Ces lieux communs iconographiques sont tout aussi présents dans les imprimés des XVe et XVIe siècles. Mais l'on remarquera que cette scénographie mettant en jeu l'auteur et l'autorité dont il dépend intègre une nouvelle instance, celle du libraire-imprimeur, dont l'écrivain dépend tout autant : non pas tant dans l'image, mais dans le paratexte qui précède l'ouvrage, via sa marque et son adresse ainsi que le privilège qui lui est accordé, alors même que, dans les premiers temps de l'imprimerie, le nom de l'auteur, rappelons-le encore une fois, n'apparaît pas toujours sur la page de titre. Plus il s'y imposera, plus le portrait de l'auteur à son pupitre, bien que figé dans le stéréotype, participera de sa promotion et de son prestige grandissant.
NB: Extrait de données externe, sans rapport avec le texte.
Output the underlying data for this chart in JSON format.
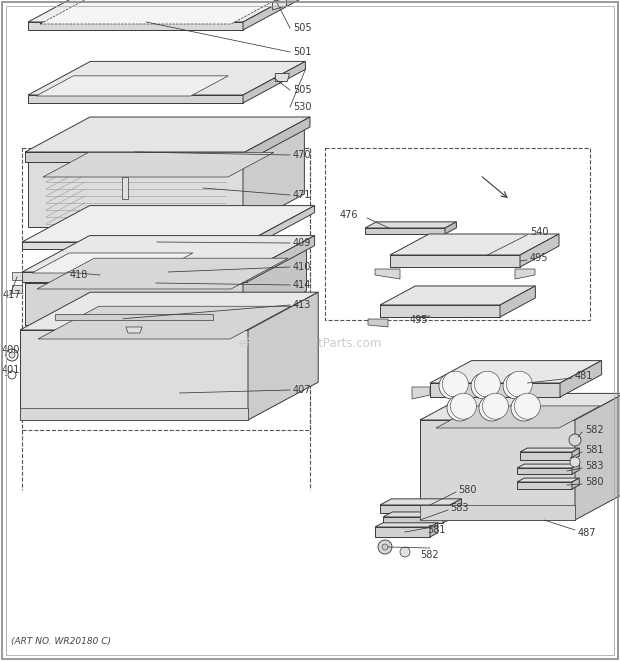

Nettement dépersonnalisé, ne représentant pas un individu particulier, elle promeut l'idée d'auteur, l'idée de l'auctorialité et, de fait, l'idée de paternité du texte.

Pierre Gringore, Menuz propos (1521)
Source : BnF/Gallica
Cette prérogative appartenait de droit aux auteurs anciens considérés comme des auctores : ainsi de cette image d'Aristote que l'on trouve en 1521 dans les Menuz propos de Pierre Gringore ou encore cette image mettant en scène Boccace, assis à son pupitre, face aux devisants de son Décaméron, en tête de l'édition qu'en donne Antoine Vérard en 1485 : une inscription fournit le nom du maître florentin.
Boccace, Les Cent nouvelles
(Antoine Vérard, 1485)
Source : BnF/Gallica
C'est cette autorité que chercheront à obtenir les écrivains contemporains, et cette longue quête trouvera une forme d'aboutissement avec un Ronsard qui, en tête de son recueil des Amours, fait figurer son portrait : portrait du poète en majesté, pourvu d'une couronne de laurier. Sous la gravure figure le quatrain suivant :




Tel fut Ronsard, autheur de cet ouvrage,
Tel fut son œil, sa bouche et son visage,
Portrait au vif de deux crayons divers :
Icy le Corps, et l'Esprit en ses vers.

Cette glorification de l'auteur via le portrait exhibé de ce dernier au seuil de son œuvre participe de cette volonté qu'eut Ronsard de s'imposer comme grand poète, poète de référence se voulant l'égal des anciens, figure d'autorité. Une telle revendication, si emblématique des prétentions des jeunes « loups » de la Pléiade, s'inscrit ainsi dans cette longue histoire qui vit les écrivains de la Renaissance partir en quête d'une légitimité, d'une reconnaissance intellectuelle et sociale et d'une place à part entière dans le système économique du livre.